Bach's Suite For Cello In D Minor
Saturday, August 28, 2010
ON BACH’S CELLO SUITE NO. 2 IN D MINOR
Prelude
Lacking the violin’s higher reasoning,
its closeness to the mind, the cello
without touching, knows the lower body
best, the shame and glory of the belly,
the bowels, the inner thighs,
the sweat and stain of things, holy and otherwise,
—this, the cello’s music, the dark vibratos,
the pitch and muscle of their sounds.
Lorna Crozier
On Monday, August 30, early, I will see the urologist Doctor Ercole Leone at his office on Burrard.
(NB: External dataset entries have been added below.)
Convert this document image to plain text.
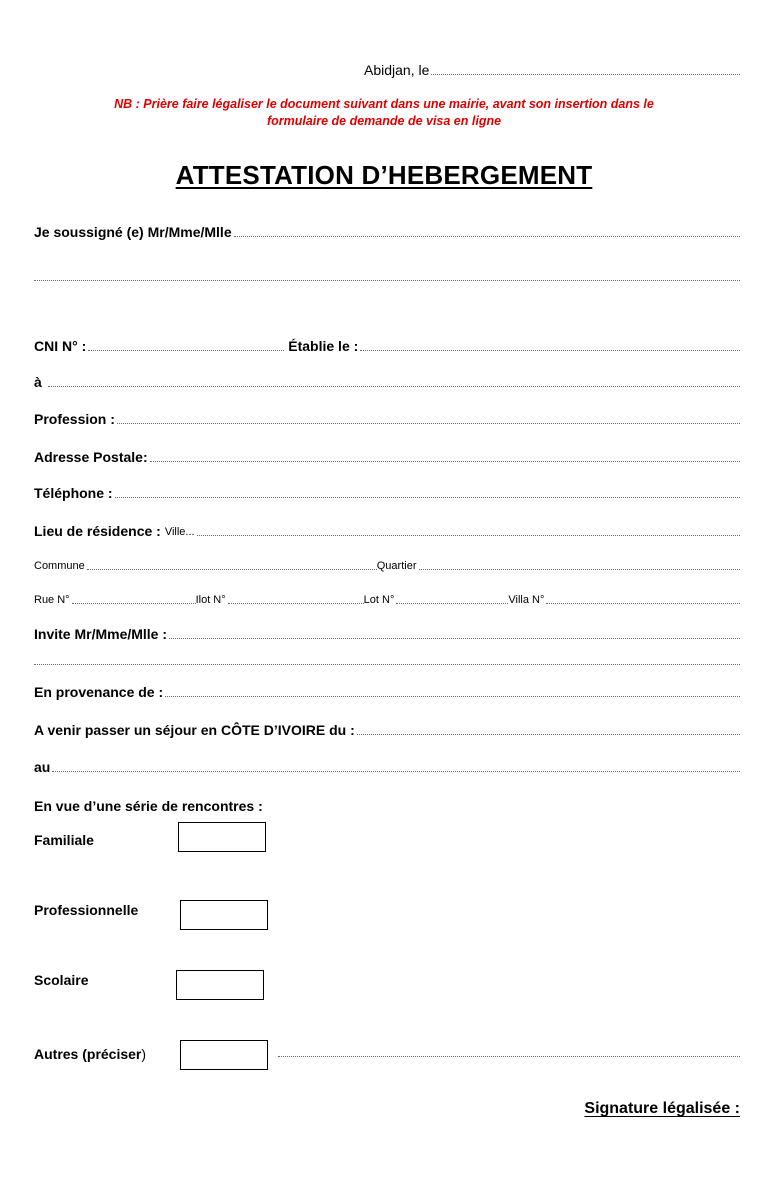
Abidjan, le
NB : Prière faire légaliser le document suivant dans une mairie, avant son insertion dans le
formulaire de demande de visa en ligne
ATTESTATION D’HEBERGEMENT
Je soussigné (e) Mr/Mme/Mlle
CNI N° :	Établie le :
à
Profession :
Adresse Postale:
Téléphone :
Lieu de résidence : Ville...
Commune	Quartier
Rue N°	Ilot N°	Lot N°	Villa N°
Invite Mr/Mme/Mlle :
En provenance de :
A venir passer un séjour en CÔTE D’IVOIRE du :
au
En vue d’une série de rencontres :
Familiale
Professionnelle
Scolaire
Autres (préciser)
Signature légalisée :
I will arrive an hour early (and he will see me early). I will sit in the waiting room for a short time, time enough, to read one poem in the Spring 2010 edition of the Malahat Review. I will read the poem by Lorna Crozier and realize that of all the poems that anybody would read in preparation for a urologist, none could be better or more succinct to the situation.
After a complete examination (I repeat, complete) Doctor Leone will confirm my family doctor's, Colin Horricks, opinion that if I die it will not be of prostate cancer since I have a most healthy one. I will include here a picture of another gentleman who did not die of prostate cancer. He happened to play the cello.